And the A/FX set is a Transition Set. Randy. :thumbsup:


----------



## ParkRNDL (Mar 20, 2002)

thanks, Randy... i had a feeling that Cobra was a good find...

and it's good to see you all too, Bill! looking forward to catching up on back posts of Model Murdering...

--rick


----------



## clausheupel (Jan 27, 2005)

*Hey Rick,...*

...really great to see you here back again!!! :wave:

And my sincerest congratulations on your fleamarket and yardsale finds - I myself still didn´t give up hope, but other than a beat up Faller car every now and then I don´t have much luck... 

Greetings from Germany,

Claus


----------



## kilo (Apr 18, 2008)

hi all, i just got into this hobby some 10 months or so ago, and really havent had time to set up a proper track yet. but, i have been collecting alot of stuff. check out the pics for some of what i've found mostly locally.

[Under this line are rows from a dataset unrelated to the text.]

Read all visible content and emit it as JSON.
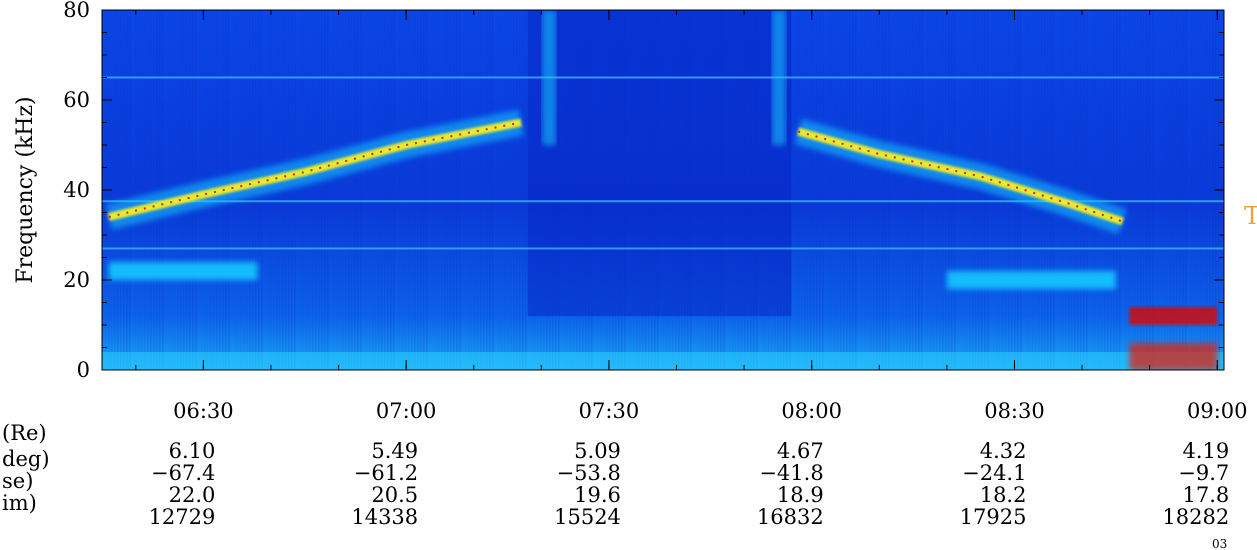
{
  "chart_data": {
    "type": "heatmap",
    "ylabel": "Frequency (kHz)",
    "ylim": [
      0,
      80
    ],
    "y_ticks": [
      "0",
      "20",
      "40",
      "60",
      "80"
    ],
    "x_ticks": [
      "06:30",
      "07:00",
      "07:30",
      "08:00",
      "08:30",
      "09:00"
    ],
    "x_range_minutes": [
      375,
      541
    ],
    "colors": {
      "background": "#0a3fe0",
      "low": "#0a2fd0",
      "mid": "#19c8ff",
      "high": "#f5f020",
      "peak": "#d01010",
      "side_mark": "#e8a33a"
    },
    "features": {
      "left_emission_band": [
        {
          "t": 376,
          "f": 34
        },
        {
          "t": 390,
          "f": 39
        },
        {
          "t": 405,
          "f": 44
        },
        {
          "t": 420,
          "f": 50
        },
        {
          "t": 437,
          "f": 55
        }
      ],
      "right_emission_band": [
        {
          "t": 478,
          "f": 53
        },
        {
          "t": 490,
          "f": 48
        },
        {
          "t": 505,
          "f": 43
        },
        {
          "t": 518,
          "f": 37
        },
        {
          "t": 526,
          "f": 33
        }
      ],
      "low_band_left": {
        "t_start": 376,
        "t_end": 398,
        "f": 22
      },
      "low_band_right": {
        "t_start": 500,
        "t_end": 525,
        "f": 20
      },
      "high_tail": {
        "t_start": 527,
        "t_end": 540,
        "f": 12
      },
      "horizontal_lines_khz": [
        65,
        37.5,
        27
      ]
    },
    "side_mark_text": "T",
    "corner_text": "03"
  },
  "ephemeris": {
    "row_labels": [
      "(Re)",
      "deg)",
      "se)",
      "im)"
    ],
    "columns": [
      {
        "time": "06:30",
        "values": [
          "6.10",
          "−67.4",
          "22.0",
          "12729"
        ]
      },
      {
        "time": "07:00",
        "values": [
          "5.49",
          "−61.2",
          "20.5",
          "14338"
        ]
      },
      {
        "time": "07:30",
        "values": [
          "5.09",
          "−53.8",
          "19.6",
          "15524"
        ]
      },
      {
        "time": "08:00",
        "values": [
          "4.67",
          "−41.8",
          "18.9",
          "16832"
        ]
      },
      {
        "time": "08:30",
        "values": [
          "4.32",
          "−24.1",
          "18.2",
          "17925"
        ]
      },
      {
        "time": "09:00",
        "values": [
          "4.19",
          "−9.7",
          "17.8",
          "18282"
        ]
      }
    ]
  }
}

continued next..............


----------



## kilo (Apr 18, 2008)

....continued from above:

































































i just wanted to share a bit of what i've picked up. and it also goes to show that there is still plenty of vintage stuff that has yet to be dug up. thanks for the space.

--mike.


----------



## grungerockjeepe (Jan 8, 2007)

Hey Kilo...NICE haul you got there. Where are you going to pick all this up? Im not that far from you (PDX) and Id like to know where the fertile slot hunting grounds here in the Pac NW.


----------



## roadrner (Jul 21, 1999)

Kilo,
You keep collecting stuff, you won't have any room for a track/table. Good haul!  rr


----------



## flyingpatricio (Nov 7, 2008)

*Finally got them unpacked! My T-jets*

I'm building an 8'x8' "L" table in the basement and I'm busy tuning up motors while watching the tube...won't be long.


----------



## thunderjetgene (Apr 1, 2004)

I hate those guys... ( - ;


----------



## ScottD961 (Jan 31, 2008)

thunderjetgene said:


> I hate those guys... ( - ;


HA HA HA Yeah doesn't it just make ya sick !?? LOL Nice haul guys ,enjoy 'em !:thumbsup:


----------